Wednesday, August 19, 2009

The Ravenor Omnibus

Dan Abnett's Ravenor Trilogy

I devoured through this omnibus, 900 pages, like a rabid warp daemon in just barely a week. Following up the excellent Eisenhorn omnibus not that long ago, I plopped down for this one as soon as I heard it was coming out confident it'd also be a good read. Also for a mere ten bucks (or so), it's an even better deal than most.

I'm going to not draw too many comparisons between this trilogy and Eisenhorn. With all of their similarities, very similar, they read very differently. Eisenhorn focused mainly on the man himself, his rise and fall as an Inquisitor. Now about Ravenor, yes it is largely about Gideon Ravenor, but moreso about his acolytes and retinue.

The time frame across the trilogy at its core is just about a year at most, but a good six months of that time is spent in transit, or recuperating, or the like. There is a definite plot that weaves through each novel, and instead of each novel reading on its own, they weave together nicely for a much larger tale. The acolytes are great, and Abnett really delves into each and every one of them. At first, I thought it would suffer from 'Lost' syndrome, and have way too many main characters, but he handled them well and the number was just right.

As far as a primer goes for a 40k newbie goes getting into Dark Heresy, I would recommend this trilogy over Eisenhorn actually. The chemistry and skills of the team work together in harmony to infiltrate criminal underworlds, hack systems, fight heretics, and basically kick arse in the name of the Emperor. Through these very skilled, but also much human characters, you feel closer to the action, and the danger threat is much more real. The big draw to the trilogy for me was also how almost nothing ever went according to plan. Seriously, I wouldn't call Ravenor and his crew "bumbling", but man, every time they had a plan, it got screwed up...bad. This usually meant someone getting the jump on them in a very bad way. Speaking of which, Abnett doesn't pull any punches with his characters. His portrayal of life in the Inquisition is hard and fast, and often it is very gritty and brutal.

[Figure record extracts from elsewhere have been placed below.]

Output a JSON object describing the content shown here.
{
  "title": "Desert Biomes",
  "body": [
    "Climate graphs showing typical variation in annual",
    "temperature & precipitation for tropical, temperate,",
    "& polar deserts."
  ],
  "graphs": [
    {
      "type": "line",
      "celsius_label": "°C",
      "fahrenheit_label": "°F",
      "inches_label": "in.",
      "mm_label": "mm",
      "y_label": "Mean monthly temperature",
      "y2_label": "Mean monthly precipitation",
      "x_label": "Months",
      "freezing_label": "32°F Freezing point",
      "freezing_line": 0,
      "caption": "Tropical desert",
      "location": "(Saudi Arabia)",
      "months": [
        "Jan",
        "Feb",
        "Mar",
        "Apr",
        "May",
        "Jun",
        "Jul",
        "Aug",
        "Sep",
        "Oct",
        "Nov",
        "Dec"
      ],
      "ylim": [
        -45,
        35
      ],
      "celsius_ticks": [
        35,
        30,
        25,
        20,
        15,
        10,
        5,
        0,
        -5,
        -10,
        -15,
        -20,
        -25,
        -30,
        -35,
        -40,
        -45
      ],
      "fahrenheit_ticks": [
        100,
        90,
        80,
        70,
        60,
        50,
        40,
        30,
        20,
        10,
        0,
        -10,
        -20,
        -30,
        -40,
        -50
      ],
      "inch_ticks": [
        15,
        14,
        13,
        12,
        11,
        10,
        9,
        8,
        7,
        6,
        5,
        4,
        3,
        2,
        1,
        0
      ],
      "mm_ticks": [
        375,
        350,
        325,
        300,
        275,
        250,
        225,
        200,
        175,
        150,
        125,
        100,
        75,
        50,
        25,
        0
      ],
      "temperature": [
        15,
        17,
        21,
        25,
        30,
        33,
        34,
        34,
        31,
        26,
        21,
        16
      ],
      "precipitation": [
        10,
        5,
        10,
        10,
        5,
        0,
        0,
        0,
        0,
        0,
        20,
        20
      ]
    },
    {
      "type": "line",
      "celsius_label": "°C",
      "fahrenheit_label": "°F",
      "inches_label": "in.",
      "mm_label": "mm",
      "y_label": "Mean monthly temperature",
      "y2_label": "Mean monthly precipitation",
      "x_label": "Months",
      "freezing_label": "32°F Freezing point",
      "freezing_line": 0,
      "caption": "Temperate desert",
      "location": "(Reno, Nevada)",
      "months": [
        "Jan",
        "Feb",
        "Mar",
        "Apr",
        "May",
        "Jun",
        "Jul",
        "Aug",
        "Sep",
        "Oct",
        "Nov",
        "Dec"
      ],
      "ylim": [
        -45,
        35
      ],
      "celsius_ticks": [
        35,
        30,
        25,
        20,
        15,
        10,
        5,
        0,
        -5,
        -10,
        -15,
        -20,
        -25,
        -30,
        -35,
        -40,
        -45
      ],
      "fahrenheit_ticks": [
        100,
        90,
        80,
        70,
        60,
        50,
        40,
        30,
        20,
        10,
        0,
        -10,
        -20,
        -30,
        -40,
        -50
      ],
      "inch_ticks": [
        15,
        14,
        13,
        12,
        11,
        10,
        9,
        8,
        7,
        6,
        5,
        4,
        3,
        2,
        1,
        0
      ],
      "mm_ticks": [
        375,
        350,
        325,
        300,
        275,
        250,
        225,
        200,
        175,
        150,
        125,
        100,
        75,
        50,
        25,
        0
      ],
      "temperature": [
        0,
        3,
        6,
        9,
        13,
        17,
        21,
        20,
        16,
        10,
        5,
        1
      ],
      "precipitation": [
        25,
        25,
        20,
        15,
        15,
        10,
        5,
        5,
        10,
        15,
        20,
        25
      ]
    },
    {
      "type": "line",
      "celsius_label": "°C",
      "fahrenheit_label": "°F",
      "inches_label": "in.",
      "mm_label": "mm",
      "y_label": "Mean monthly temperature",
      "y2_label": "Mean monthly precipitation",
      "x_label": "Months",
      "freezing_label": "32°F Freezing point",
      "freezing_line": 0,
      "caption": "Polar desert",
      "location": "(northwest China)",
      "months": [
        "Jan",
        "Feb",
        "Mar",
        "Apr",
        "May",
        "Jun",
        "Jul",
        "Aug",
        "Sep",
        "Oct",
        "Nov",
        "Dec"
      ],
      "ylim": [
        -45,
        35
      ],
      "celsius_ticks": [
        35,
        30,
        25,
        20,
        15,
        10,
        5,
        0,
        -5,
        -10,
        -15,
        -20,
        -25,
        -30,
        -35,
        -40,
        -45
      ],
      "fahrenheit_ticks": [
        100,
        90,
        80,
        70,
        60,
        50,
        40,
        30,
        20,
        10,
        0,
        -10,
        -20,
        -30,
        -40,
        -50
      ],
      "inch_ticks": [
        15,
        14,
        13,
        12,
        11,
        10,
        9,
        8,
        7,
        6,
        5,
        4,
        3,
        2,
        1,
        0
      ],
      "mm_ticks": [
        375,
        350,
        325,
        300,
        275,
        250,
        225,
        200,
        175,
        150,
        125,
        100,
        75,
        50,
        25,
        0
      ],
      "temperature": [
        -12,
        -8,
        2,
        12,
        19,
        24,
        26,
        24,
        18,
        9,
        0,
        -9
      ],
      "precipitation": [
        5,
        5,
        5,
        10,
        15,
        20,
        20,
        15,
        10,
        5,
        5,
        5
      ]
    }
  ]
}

If you read Eisenhorn, you've probably already read these, if not, it's no big deal, Eisenhorn is not a prerequisite. The action is well written, and there is a great cop-drama vibe throughout with a hefty helping of dark occult activity. You'll be invested in the myriad of characters, and though I've understated him somewhat, the namesake character, Ravenor, is pretty darn cool. It's a good read, and even though it's as thick as a phonebook, it's a surprisingly fast read to boot. A couple of short stories bookend the middle book, and each one really added to the overall story. One was an origin story of one Ravenor's trusted acolytes, and the other one takes place chronologically between the first and second book and has a surprising guest star in it. It's a great journey furthering the world of the Inquisitor and their fight against the ruinous powers, I highly recommend it for casual and hardcore fans alike.


  1. Good review mate! Having read Eisenhorn I'm now on Ravenor Returned, which I am enjoying. I however have bought the books individually. Am I right in thinking that there is an extra mini-story in the Omnibus? How good is that? Worth getting the book for?


  2. Why the hell is everybody reading Eisenhorn and Ravenor RIGHT BEFORE I GM OUR DARK HERESY GAME? I can't live up to the hype...

  3. Dude, I'm reading them *because* of your pending DH campaign! No pressure!

    @sovietspace: Yes, actually, there's not one, but two short stories in the omnibus. One is the origin story od Patience Kys, which is awesome. The other is a brief encounter with someone thought lost to the group. Both are worth reading...

  4. So, we get a cameo guest star in the second short story? I've already got the trilogy separately, but I'm going to have to check it out just to catch up with the 'old friend.'

    I honestly liked Eisenhorn a bit more, just because we got more focus on The Man. Ravenor definetly weaves together a more coherent story, but it trades the story for more character development there. I liked some of Ravenor's bunch, but I never got invested in them the same way I got invested in Eisenhorn.

    And while his crew is very competent, they're also dealing with big nasties in the book, and I don't think anything ever actually goes according to plan for Ravenor. Things move from bad to worse to surprised to brutal for him.

    Still, I'd highly recommend it as a primer for DH or the Inquisition side of life of 40k in general.

  5. thanks for the confirmation i had suspected...glad i bought ravenor and stuck with it....eisenhorn can come along later....after i finish the omnibus of ravenor...where in the SEast are you hailing from...? original alabaman/mississippian here!

  6. No problem, excellent book! I'm in east TN, your neighbor to the north!